Setahun yang lalu, tepatnya tanggal 1 Muharram 1441 H/31, Agustus 2019, saya dan beberapa kawan lainnya melakukan pendakian (muncak) ke Gunung Sumbing. Saya diajak oleh salah seorang teman bernama Ahnap yang kebetulan KKN di Dusun Clapar, Desa Kalijoso, Kecamatan Windusari, Kabupaten Magelang. Pada waktu itu, saya sendiri sudah selesai melaksanakan KKN di salah satu daerah di Provinsi Gorontalo.

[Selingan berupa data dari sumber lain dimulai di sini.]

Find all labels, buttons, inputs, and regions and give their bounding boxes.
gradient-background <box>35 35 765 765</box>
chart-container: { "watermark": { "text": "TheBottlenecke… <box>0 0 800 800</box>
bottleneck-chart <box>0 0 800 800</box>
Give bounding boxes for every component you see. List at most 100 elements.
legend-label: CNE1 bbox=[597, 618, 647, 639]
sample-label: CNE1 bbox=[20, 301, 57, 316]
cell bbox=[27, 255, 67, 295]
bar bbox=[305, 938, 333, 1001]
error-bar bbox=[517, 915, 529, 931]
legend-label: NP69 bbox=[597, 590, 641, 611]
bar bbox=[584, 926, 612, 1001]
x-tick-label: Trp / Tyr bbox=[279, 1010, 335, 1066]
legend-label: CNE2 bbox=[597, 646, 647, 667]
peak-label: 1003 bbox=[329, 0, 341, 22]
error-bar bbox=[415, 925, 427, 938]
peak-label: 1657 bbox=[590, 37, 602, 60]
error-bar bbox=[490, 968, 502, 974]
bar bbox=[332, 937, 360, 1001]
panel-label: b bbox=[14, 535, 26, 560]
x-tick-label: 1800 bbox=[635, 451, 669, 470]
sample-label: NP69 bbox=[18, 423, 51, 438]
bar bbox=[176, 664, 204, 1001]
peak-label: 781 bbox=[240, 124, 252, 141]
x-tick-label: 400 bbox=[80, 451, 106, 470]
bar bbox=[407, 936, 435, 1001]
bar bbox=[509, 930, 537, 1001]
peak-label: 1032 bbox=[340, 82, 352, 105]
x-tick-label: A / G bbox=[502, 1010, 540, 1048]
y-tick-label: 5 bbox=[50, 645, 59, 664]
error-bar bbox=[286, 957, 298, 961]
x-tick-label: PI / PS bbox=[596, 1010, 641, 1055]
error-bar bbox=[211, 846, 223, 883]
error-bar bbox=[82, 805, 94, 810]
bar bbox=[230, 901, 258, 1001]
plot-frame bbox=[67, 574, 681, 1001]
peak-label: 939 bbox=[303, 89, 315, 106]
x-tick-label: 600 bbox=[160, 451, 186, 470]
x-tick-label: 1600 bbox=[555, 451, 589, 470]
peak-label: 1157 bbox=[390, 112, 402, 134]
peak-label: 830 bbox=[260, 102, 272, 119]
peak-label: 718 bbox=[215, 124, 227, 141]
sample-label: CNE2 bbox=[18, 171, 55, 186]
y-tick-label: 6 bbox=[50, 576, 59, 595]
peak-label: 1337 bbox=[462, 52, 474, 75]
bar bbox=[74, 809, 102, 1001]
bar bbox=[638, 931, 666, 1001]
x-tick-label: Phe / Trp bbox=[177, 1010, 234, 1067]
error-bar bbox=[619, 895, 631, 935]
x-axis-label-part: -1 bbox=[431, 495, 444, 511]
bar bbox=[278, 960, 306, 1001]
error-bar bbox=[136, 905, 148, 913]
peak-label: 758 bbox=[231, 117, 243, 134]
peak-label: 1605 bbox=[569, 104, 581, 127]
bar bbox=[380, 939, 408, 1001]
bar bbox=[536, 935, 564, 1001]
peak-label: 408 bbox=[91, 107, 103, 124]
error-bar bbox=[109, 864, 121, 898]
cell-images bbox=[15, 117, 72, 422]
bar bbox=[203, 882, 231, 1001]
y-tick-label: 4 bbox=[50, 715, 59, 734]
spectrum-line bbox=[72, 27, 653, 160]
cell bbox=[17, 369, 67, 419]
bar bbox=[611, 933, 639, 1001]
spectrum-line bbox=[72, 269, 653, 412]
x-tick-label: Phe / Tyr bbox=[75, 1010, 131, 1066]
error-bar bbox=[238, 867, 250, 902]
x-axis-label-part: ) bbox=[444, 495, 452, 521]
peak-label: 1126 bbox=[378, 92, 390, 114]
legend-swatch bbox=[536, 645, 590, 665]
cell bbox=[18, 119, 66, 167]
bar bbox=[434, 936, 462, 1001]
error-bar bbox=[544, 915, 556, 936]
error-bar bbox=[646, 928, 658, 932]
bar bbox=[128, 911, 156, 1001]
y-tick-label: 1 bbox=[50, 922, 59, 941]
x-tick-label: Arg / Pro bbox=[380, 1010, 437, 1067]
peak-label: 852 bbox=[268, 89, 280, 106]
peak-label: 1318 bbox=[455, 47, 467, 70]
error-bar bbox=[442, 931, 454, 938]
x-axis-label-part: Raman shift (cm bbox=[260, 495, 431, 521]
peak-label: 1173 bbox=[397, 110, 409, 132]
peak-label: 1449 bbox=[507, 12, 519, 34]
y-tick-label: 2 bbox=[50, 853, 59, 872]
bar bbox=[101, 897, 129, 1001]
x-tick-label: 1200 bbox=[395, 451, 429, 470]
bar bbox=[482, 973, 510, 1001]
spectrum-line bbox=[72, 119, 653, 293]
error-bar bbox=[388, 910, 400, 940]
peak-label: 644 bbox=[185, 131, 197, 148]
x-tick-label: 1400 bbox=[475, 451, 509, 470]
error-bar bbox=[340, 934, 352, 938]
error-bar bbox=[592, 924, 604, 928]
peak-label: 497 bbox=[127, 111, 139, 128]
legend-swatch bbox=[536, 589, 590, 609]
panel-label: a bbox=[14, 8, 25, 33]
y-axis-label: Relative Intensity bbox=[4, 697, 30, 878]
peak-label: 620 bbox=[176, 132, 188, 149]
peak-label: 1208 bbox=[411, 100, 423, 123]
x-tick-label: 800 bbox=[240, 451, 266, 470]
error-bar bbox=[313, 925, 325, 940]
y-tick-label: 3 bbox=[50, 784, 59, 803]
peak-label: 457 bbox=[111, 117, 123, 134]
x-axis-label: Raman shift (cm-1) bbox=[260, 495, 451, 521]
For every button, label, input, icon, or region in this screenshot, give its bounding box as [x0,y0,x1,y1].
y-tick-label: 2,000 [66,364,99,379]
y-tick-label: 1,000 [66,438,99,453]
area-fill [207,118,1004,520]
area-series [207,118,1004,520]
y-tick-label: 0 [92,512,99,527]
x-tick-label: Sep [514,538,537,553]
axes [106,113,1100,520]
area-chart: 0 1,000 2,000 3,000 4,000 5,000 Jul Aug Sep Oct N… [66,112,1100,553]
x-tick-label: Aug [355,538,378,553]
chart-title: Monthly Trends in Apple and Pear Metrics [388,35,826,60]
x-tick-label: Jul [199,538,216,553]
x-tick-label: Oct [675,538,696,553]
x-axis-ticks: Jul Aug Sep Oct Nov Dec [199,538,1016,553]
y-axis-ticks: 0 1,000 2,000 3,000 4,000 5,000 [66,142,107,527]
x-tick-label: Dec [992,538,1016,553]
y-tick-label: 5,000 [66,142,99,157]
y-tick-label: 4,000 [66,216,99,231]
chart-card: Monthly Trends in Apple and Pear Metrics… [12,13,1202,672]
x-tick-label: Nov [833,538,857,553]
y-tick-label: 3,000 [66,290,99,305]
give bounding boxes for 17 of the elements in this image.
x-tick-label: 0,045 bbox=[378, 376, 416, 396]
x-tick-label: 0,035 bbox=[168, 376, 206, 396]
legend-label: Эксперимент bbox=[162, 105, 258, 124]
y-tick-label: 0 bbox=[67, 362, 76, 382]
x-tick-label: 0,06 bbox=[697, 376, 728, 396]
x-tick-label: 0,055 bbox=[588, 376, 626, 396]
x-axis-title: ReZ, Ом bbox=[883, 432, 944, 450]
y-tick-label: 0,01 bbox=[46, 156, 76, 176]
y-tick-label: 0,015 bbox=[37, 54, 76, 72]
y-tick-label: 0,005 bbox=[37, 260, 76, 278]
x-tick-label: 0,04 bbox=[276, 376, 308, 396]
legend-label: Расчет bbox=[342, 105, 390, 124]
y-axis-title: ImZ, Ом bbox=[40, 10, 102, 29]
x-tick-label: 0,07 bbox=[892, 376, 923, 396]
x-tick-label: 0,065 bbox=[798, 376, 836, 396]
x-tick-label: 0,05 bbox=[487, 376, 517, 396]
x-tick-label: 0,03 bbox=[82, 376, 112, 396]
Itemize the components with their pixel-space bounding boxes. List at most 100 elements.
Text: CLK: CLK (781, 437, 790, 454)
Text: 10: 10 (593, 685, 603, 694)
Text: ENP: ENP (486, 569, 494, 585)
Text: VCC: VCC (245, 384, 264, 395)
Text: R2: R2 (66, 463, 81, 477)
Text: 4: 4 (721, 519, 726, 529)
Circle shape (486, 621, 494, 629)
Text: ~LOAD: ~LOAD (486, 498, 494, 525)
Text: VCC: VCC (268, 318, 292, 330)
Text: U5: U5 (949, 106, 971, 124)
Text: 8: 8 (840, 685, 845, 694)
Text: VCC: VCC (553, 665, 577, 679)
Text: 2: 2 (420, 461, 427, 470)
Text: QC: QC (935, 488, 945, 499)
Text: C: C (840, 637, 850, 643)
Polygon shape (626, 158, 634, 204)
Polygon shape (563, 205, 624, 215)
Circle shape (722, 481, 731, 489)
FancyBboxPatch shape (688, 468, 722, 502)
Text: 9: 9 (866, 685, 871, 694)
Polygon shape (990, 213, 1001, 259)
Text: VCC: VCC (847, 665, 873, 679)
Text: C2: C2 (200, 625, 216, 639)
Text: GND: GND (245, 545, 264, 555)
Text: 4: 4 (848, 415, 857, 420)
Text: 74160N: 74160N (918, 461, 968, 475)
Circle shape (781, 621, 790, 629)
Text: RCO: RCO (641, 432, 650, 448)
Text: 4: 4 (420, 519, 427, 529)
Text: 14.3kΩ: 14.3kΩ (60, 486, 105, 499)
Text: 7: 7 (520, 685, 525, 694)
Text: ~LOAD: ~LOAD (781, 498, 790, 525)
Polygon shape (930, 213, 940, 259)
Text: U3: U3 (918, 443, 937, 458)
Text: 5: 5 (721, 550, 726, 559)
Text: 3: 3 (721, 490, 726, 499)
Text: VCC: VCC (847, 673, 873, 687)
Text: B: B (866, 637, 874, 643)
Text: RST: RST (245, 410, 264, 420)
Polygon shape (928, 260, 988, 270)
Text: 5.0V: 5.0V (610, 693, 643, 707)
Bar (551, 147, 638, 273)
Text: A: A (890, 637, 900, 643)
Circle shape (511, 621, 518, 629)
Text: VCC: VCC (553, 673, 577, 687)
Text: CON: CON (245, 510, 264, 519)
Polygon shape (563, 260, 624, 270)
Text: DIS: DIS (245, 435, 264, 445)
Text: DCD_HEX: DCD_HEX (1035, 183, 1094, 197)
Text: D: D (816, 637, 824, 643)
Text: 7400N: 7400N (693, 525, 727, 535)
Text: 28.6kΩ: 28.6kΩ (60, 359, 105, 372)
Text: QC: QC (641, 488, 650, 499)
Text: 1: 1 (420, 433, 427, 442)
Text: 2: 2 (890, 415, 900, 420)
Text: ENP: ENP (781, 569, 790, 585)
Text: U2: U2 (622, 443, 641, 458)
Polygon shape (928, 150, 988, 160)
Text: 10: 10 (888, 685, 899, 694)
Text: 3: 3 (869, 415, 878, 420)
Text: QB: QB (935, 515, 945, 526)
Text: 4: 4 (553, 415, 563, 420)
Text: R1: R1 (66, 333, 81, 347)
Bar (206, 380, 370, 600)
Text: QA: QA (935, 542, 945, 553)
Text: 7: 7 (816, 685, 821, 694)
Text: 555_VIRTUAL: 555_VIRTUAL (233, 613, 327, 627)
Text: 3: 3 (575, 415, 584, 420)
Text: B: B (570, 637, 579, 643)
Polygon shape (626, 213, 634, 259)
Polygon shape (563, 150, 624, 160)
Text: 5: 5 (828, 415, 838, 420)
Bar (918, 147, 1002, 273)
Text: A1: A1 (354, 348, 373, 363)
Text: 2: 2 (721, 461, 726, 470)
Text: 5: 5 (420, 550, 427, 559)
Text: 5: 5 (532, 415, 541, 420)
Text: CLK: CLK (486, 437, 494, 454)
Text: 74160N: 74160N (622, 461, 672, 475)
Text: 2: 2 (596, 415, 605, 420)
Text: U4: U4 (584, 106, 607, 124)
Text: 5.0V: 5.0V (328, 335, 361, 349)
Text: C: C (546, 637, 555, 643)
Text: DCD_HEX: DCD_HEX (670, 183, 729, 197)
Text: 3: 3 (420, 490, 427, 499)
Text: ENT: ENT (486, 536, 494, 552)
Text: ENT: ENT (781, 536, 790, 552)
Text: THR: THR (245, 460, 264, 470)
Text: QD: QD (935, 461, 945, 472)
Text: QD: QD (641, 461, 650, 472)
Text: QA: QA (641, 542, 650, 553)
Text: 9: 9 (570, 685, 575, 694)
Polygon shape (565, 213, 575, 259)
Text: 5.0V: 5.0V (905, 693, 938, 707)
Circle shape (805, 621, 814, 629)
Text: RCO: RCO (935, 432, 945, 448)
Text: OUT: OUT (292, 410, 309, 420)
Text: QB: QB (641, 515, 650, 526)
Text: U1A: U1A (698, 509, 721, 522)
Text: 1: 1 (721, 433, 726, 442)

Teman saya ini belum pernah mendaki gunung. Adapun saya sudah dapat dikatakan sering, minimal sekali dalam 6 bulan. Oleh karena itu Ahnap mengajak saya mendaki gunung. Sebelumnya saya dan Ahnap sering melakukan diskusi. Pokoknya, bisa dikatakan kami sudah teman dekat.

BACA JUGA:
Menelisik Keindahan Merbabu dari Jalur Suwanting

Sebenarnya, saya sudah pernah mendaki Gunung Sumbing pada bulan Januari 2018 bersama kawan-kawan kuliah melalui jalur Kaliangkrik. Akan tetapi, pendakian itu gagal karena cuaca yang tak mendukung. Hujan badai menggagalkan misi kami untuk sampai ke puncak. Alhasil, kami hanya sampai di pos satu.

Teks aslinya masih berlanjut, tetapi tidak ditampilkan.